Вульф опустошил стакан и налил пива из второй бутылки.

— Вас огорчал тот факт, что она не давала возможности вашему брату встать во главе предприятия?

Дэвид попытался было встрять в разговор, но Донна жестом руки остановила его.

— Огорчало? Возможно. Хотя, думаю, правильнее будет сказать — удивляло. Хэрриет было далеко за семьдесят, и мне казалось, что в глубине души ей хочется уйти на покой. Но тем не менее она продолжала держаться за дело.

— Она когда-нибудь говорила о намерении уйти?

— Да, за последние годы этот вопрос затрагивался пару раз, но она продолжала настаивать на том, что чувствует себя хорошо и труд только молодит ее.

— О чем вы говорили с ней в пятницу?

— Это был непростой разговор, — ответила Донна, покусывая губы. — С первых же слов она сообщила, что Макларен оказывает сильное давление на всех акционеров, и спросила, обращался ли он ко мне.

— А он обращался?

— Нет.

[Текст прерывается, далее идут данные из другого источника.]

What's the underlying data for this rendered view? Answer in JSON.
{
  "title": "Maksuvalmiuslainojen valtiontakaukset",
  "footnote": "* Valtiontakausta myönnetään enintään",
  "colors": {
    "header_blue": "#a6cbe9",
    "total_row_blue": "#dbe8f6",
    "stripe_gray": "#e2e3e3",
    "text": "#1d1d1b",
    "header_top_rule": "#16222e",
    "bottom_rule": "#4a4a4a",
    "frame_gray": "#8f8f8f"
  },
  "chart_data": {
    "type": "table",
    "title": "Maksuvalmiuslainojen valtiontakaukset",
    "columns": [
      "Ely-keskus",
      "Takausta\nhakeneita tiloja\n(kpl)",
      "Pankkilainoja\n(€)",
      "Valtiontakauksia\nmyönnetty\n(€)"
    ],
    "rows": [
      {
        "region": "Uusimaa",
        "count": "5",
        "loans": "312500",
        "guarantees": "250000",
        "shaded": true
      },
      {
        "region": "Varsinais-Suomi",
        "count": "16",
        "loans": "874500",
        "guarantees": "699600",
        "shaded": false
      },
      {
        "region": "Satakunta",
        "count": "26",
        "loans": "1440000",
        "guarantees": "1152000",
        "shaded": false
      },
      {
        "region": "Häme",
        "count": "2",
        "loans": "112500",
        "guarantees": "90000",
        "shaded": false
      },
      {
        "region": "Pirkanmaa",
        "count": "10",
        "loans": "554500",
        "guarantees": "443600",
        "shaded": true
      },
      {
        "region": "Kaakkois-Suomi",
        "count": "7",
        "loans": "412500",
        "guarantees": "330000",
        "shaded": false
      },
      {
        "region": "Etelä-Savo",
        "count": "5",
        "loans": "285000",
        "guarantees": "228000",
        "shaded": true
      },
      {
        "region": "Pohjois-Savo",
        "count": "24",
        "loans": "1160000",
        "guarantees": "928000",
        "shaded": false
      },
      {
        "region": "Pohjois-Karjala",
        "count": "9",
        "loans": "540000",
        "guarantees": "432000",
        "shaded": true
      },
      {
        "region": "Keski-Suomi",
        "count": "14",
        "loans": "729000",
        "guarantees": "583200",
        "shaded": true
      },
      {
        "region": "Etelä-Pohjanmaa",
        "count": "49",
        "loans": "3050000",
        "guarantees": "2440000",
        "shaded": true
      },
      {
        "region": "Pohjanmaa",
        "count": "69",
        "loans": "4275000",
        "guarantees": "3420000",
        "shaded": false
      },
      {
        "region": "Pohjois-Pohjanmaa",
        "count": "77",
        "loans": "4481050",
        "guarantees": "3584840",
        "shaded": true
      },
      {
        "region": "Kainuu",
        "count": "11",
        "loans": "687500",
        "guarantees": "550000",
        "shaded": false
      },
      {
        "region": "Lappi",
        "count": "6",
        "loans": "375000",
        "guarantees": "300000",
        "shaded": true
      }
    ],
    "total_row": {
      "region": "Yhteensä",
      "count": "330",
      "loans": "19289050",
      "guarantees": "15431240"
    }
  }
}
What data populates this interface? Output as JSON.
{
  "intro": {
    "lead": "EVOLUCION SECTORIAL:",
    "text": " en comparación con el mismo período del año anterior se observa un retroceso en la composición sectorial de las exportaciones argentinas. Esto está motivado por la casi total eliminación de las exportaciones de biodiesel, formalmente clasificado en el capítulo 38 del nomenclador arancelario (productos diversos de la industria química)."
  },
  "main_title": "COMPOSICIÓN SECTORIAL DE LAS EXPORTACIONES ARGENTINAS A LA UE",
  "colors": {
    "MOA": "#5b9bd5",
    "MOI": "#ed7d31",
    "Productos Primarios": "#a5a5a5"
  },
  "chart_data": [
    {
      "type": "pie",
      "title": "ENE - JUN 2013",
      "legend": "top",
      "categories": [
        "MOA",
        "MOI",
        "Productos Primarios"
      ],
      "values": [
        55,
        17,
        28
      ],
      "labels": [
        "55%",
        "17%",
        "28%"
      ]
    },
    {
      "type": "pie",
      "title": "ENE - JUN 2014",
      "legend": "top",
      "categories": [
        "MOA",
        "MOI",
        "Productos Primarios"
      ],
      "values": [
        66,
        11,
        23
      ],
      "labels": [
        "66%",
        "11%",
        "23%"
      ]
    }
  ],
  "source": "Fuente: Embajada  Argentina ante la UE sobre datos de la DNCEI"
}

Хотя Дэвид предупреждал, что я услышу Макларена, как только вернусь из Европы. Так или иначе, но Хэрриет умоляла меня продать мою долю в фонд, создание которого она планировала. Она просила меня не продавать мой пакет Макларену. Хэрриет всегда отличалась непростым нравом. Но в такой ярости, как в пятницу, я ее никогда не видела.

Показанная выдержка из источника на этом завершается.